III
— Я потому для вас чужой, — говорил ей тем временем другой мальчик, — что у вас родословная имеется, а я — дворняга. У тебя отец — знаменитый профессор, порода Татарниковых известная; Антон в семью Рихтеров попал, а у них все торжественно — как у сенбернаров. Теперь Рихтеры вообще с Голенищевыми породнились — там предков целая картинная галерея, один другого важней. А у меня отца не было вовсе, мать не сказала, какой он из себя. Дед с войны не вернулся, только фотография осталась, на ней и лица не разглядеть, — Андрей Колобашкин сознательно не упомянул о Тофике Левкоеве, хотя знал, что Соня — не родная дочь Татарникова, знал, кто ее настоящий отец. Но в его представлении Левкоев был вовсе недоступной величиной, стоило подумать том, чья дочь Соня на самом деле — и она делалась бесконечно далека. — Вы всегда будете заодно, потому что у вас еще бабушки дружили и прадедушки в одну гимназию ходили.

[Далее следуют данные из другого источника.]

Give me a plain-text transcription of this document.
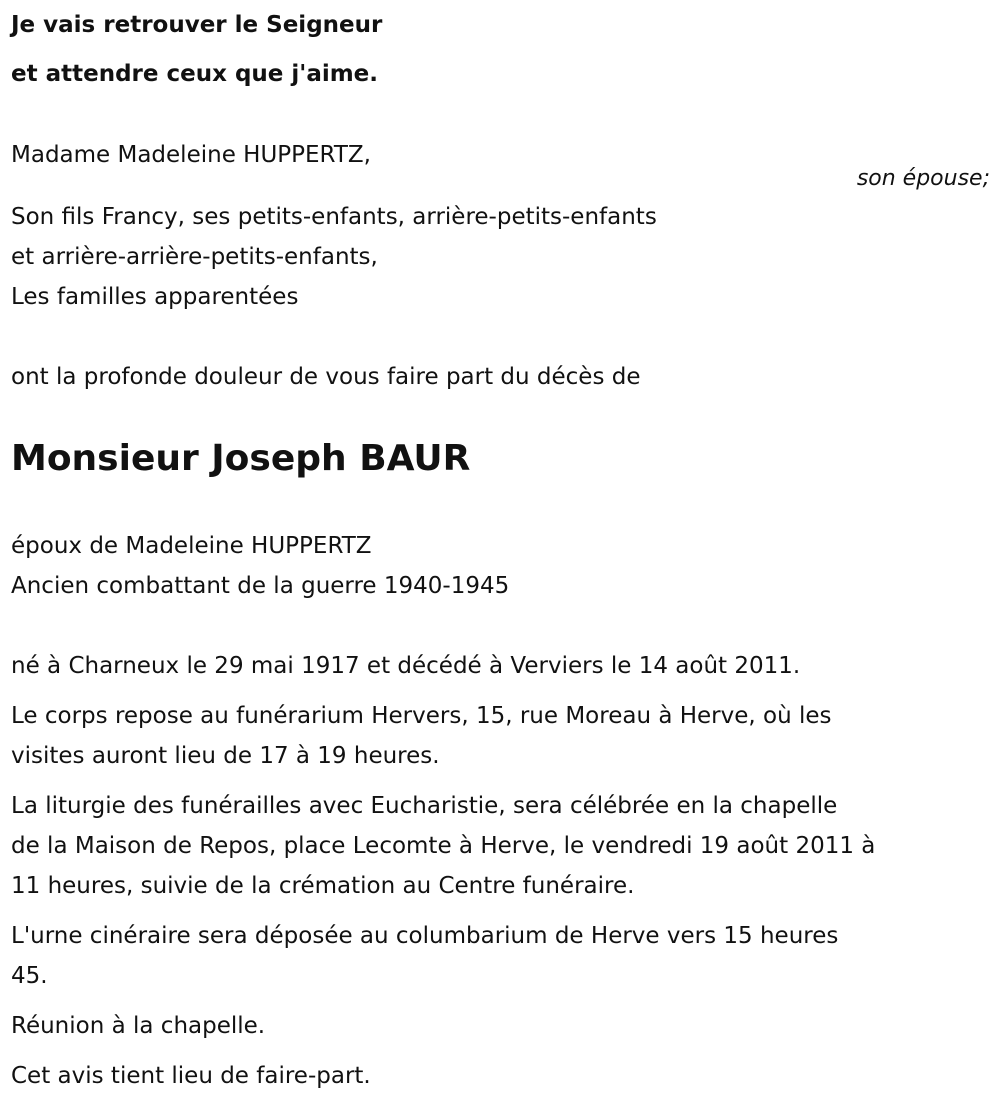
Je vais retrouver le Seigneur

et attendre ceux que j'aime.

Madame Madeleine HUPPERTZ,

son épouse;

Son fils Francy, ses petits-enfants, arrière-petits-enfants

et arrière-arrière-petits-enfants,

Les familles apparentées

ont la profonde douleur de vous faire part du décès de

Monsieur Joseph BAUR

époux de Madeleine HUPPERTZ

Ancien combattant de la guerre 1940-1945

né à Charneux le 29 mai 1917 et décédé à Verviers le 14 août 2011.

Le corps repose au funérarium Hervers, 15, rue Moreau à Herve, où les

visites auront lieu de 17 à 19 heures.

La liturgie des funérailles avec Eucharistie, sera célébrée en la chapelle

de la Maison de Repos, place Lecomte à Herve, le vendredi 19 août 2011 à

11 heures, suivie de la crémation au Centre funéraire.

L'urne cinéraire sera déposée au columbarium de Herve vers 15 heures

45.

Réunion à la chapelle.

Cet avis tient lieu de faire-part.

— Может быть, прадедушки ссорились, — сказала Соня, — у породистых собак все сложно.
— Так это же все равно. Как в политике: большие страны воюют, потом дружат, потом опять воюют. Если бизнесмен хочет бизнесмену понравиться, он у него сначала пару заводов украдет, потом ему бензоколонку уступит, потом они вместе в баню сходят, а потом совместно нефтепровод станут прокладывать на ворованный кредит.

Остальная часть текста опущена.